Статья Станислава Минакова к 190-летию К. П. Победоносцева, обер-прокурора Св. Синода

Дата публикации: . Категория: Хочу рассказать.

В год столетия Второй русской смуты, в связи со значительными круглыми датами К.П. Победоносцева — 190-летия со дня рождения и 110-летия со дня кончины — необходимо взглянуть на эту неоднозначную фигуру пристально и беспристрастно.

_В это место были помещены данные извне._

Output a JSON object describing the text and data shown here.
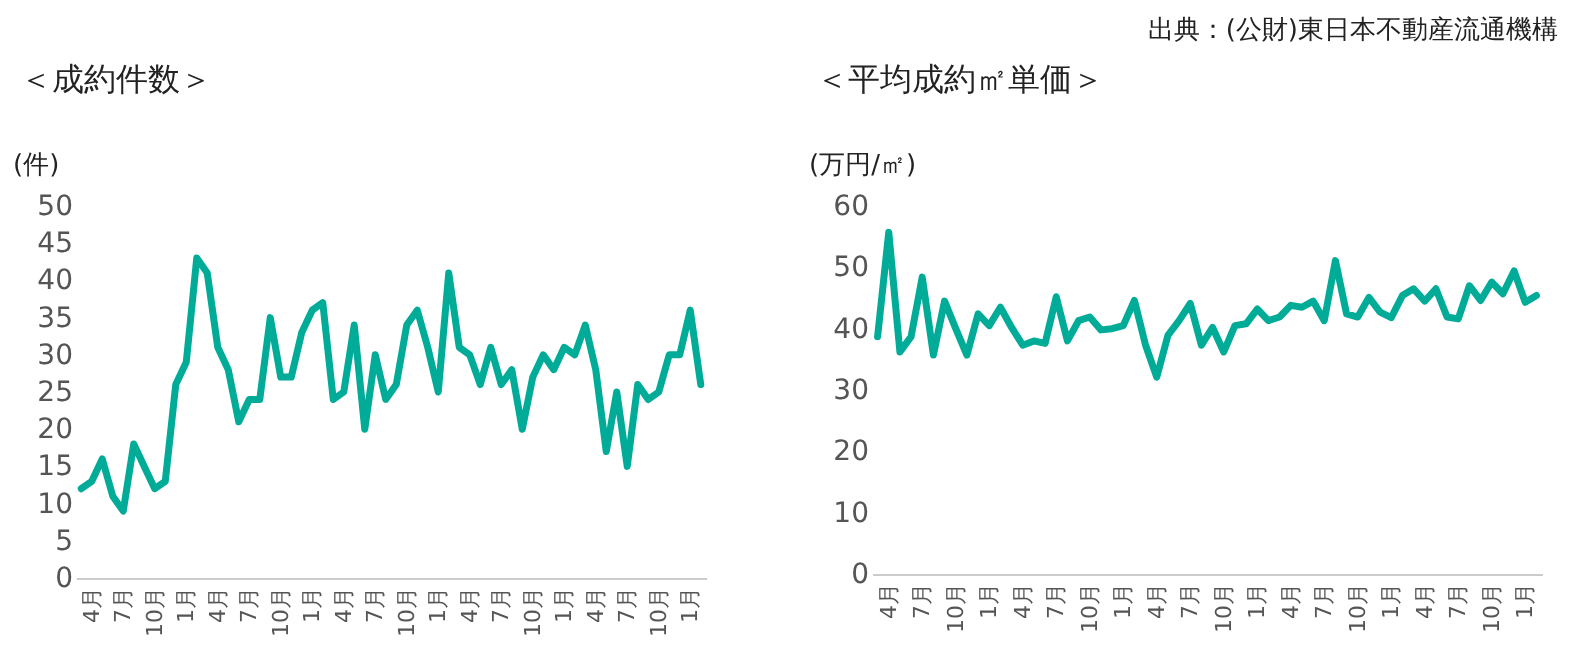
{
  "chart_data": [
    {
      "type": "line",
      "title": "＜成約件数＞",
      "ylabel": "(件)",
      "categories": [
        null,
        "4月",
        null,
        null,
        "7月",
        null,
        null,
        "10月",
        null,
        null,
        "1月",
        null,
        null,
        "4月",
        null,
        null,
        "7月",
        null,
        null,
        "10月",
        null,
        null,
        "1月",
        null,
        null,
        "4月",
        null,
        null,
        "7月",
        null,
        null,
        "10月",
        null,
        null,
        "1月",
        null,
        null,
        "4月",
        null,
        null,
        "7月",
        null,
        null,
        "10月",
        null,
        null,
        "1月",
        null,
        null,
        "4月",
        null,
        null,
        "7月",
        null,
        null,
        "10月",
        null,
        null,
        "1月",
        null
      ],
      "series": [
        {
          "color": "#00ac97",
          "values": [
            12,
            13,
            16,
            11,
            9,
            18,
            15,
            12,
            13,
            26,
            29,
            43,
            41,
            31,
            28,
            21,
            24,
            24,
            35,
            27,
            27,
            33,
            36,
            37,
            24,
            25,
            34,
            20,
            30,
            24,
            26,
            34,
            36,
            31,
            25,
            41,
            31,
            30,
            26,
            31,
            26,
            28,
            20,
            27,
            30,
            28,
            31,
            30,
            34,
            28,
            17,
            25,
            15,
            26,
            24,
            25,
            30,
            30,
            36,
            26
          ]
        }
      ],
      "ylim": [
        0,
        50
      ],
      "yticks": [
        0,
        5,
        10,
        15,
        20,
        25,
        30,
        35,
        40,
        45,
        50
      ]
    },
    {
      "type": "line",
      "title": "＜平均成約㎡単価＞",
      "ylabel": "(万円/㎡)",
      "annotations": [
        "出典：(公財)東日本不動産流通機構"
      ],
      "categories": [
        null,
        "4月",
        null,
        null,
        "7月",
        null,
        null,
        "10月",
        null,
        null,
        "1月",
        null,
        null,
        "4月",
        null,
        null,
        "7月",
        null,
        null,
        "10月",
        null,
        null,
        "1月",
        null,
        null,
        "4月",
        null,
        null,
        "7月",
        null,
        null,
        "10月",
        null,
        null,
        "1月",
        null,
        null,
        "4月",
        null,
        null,
        "7月",
        null,
        null,
        "10月",
        null,
        null,
        "1月",
        null,
        null,
        "4月",
        null,
        null,
        "7月",
        null,
        null,
        "10月",
        null,
        null,
        "1月",
        null
      ],
      "series": [
        {
          "color": "#00ac97",
          "values": [
            38.7,
            55.7,
            36.2,
            38.7,
            48.4,
            35.7,
            44.5,
            40,
            35.7,
            42.4,
            40.5,
            43.5,
            40.2,
            37.3,
            38,
            37.6,
            45.2,
            38,
            41.3,
            41.9,
            39.8,
            40,
            40.5,
            44.6,
            37.3,
            32.1,
            38.9,
            41.3,
            44.1,
            37.3,
            40.2,
            36.2,
            40.5,
            40.8,
            43.2,
            41.3,
            41.9,
            43.8,
            43.5,
            44.5,
            41.3,
            51.1,
            42.4,
            41.9,
            45.1,
            42.7,
            41.8,
            45.4,
            46.5,
            44.5,
            46.5,
            41.9,
            41.6,
            47,
            44.6,
            47.6,
            45.7,
            49.4,
            44.3,
            45.4
          ]
        }
      ],
      "ylim": [
        0,
        60
      ],
      "yticks": [
        0,
        10,
        20,
        30,
        40,
        50,
        60
      ]
    }
  ]
}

Ибо мысли и деяния Константина Петровича, четверть века служившего обер-прокурором Святейшего Синода нашей Церкви, способны нам помочь как в понимании прошлого, так и в поиске путей будущего. Нам помогут взглянуть на Победоносцева и свидетели «тех лет России», и наши современные коллеги, и даже враги России.
Александр Блок в поэме «Возмездие» писал:

В те годы дальние, глухие,
В сердцах царили сон и мгла:
Победоносцев над Россией
Простер совиные крыла,
И не было ни дня, ни ночи
А только — тень огромных крыл;
Он дивным кругом очертил
Россию, заглянув ей в очи
Стеклянным взором колдуна…

Этой метафорой один из наших величайших национальных поэтов словно припечатал на весь страшный ХХ век видного деятеля русской государственности.
.......
«Если бы потребовалось истинное определение парламента, — писал Победоносцев в статье «Великая ложь нашего времени», — надлежало бы сказать, что парламент есть учреждение, служащее для удовлетворения личного честолюбия и тщеславия и личных интересов представителей. Учреждение это служит не последним доказательством самообольщения ума человеческого. Испытывая в течение веков гнет самовластия в единоличном и олигархическом правлении и не замечая, что пороки единовластия суть пороки самого общества, которое живет под ним, люди разума и науки возложили всю вину бедствия на своих властителей и на форму правления, и представили себе, что с переменою этой формы на форму народовластия или представительного правления общество избавится от своих бедствий и от терпимого насилия. Что же вышло в результате? Вышло то, что все осталось, в сущности, по-прежнему, и люди, оставаясь при слабостях и пороках своей натуры, перенесли на новую форму все прежние свои привычки и склонности. Как прежде правит ими личная воля и интерес привилегированных лиц; только эта личная воля осуществляется уже не в лице монарха, а в лице предводителя партии, и привилегированное положение принадлежит не родовым аристократам, а господствующему в парламенте и правлении большинству… На фронтоне этого здания красуется надпись: “Все для общественного блага”. Но это не что иное, как самая лживая формула; парламентаризм есть торжество эгоизма, высшее его выражение. Все здесь рассчитано на служение своему я».

Резкой критике Победоносцев подвергал и «так называемую свободу печати». Его тезисы побуждают задуматься и нас, двенадцать десятилетий спустя. По его мнению, данное явление есть «одно из безобразнейших логических противоречий новейшей культуры, и всего безобразнее является оно именно там, где утвердились начала новейшего либерализма, — именно там, где требуется для каждого учреждения санкция выбора, авторитет всенародной воли…

От одного только журналиста, власть коего практически на все простирается, не требуется никакой санкции. Никто не выбирает его и никто не утверждает. <…> Можно ли представить себе деспотизм более насильственный, более безответственный, чем деспотизм печатного слова?
И не странно ли, не дико ли и безумно, что о поддержании и охранении именно этого деспотизма хлопочут все более ожесточенные поборники свободы, вопиющие с озлоблением против всякого насилия, против всяких законных ограничений, против всякого стеснительного распоряжения установленной власти? Невольно приходит на мысль вековечное слово об умниках, которые совсем обезумели оттого, что возомнили себя мудрыми».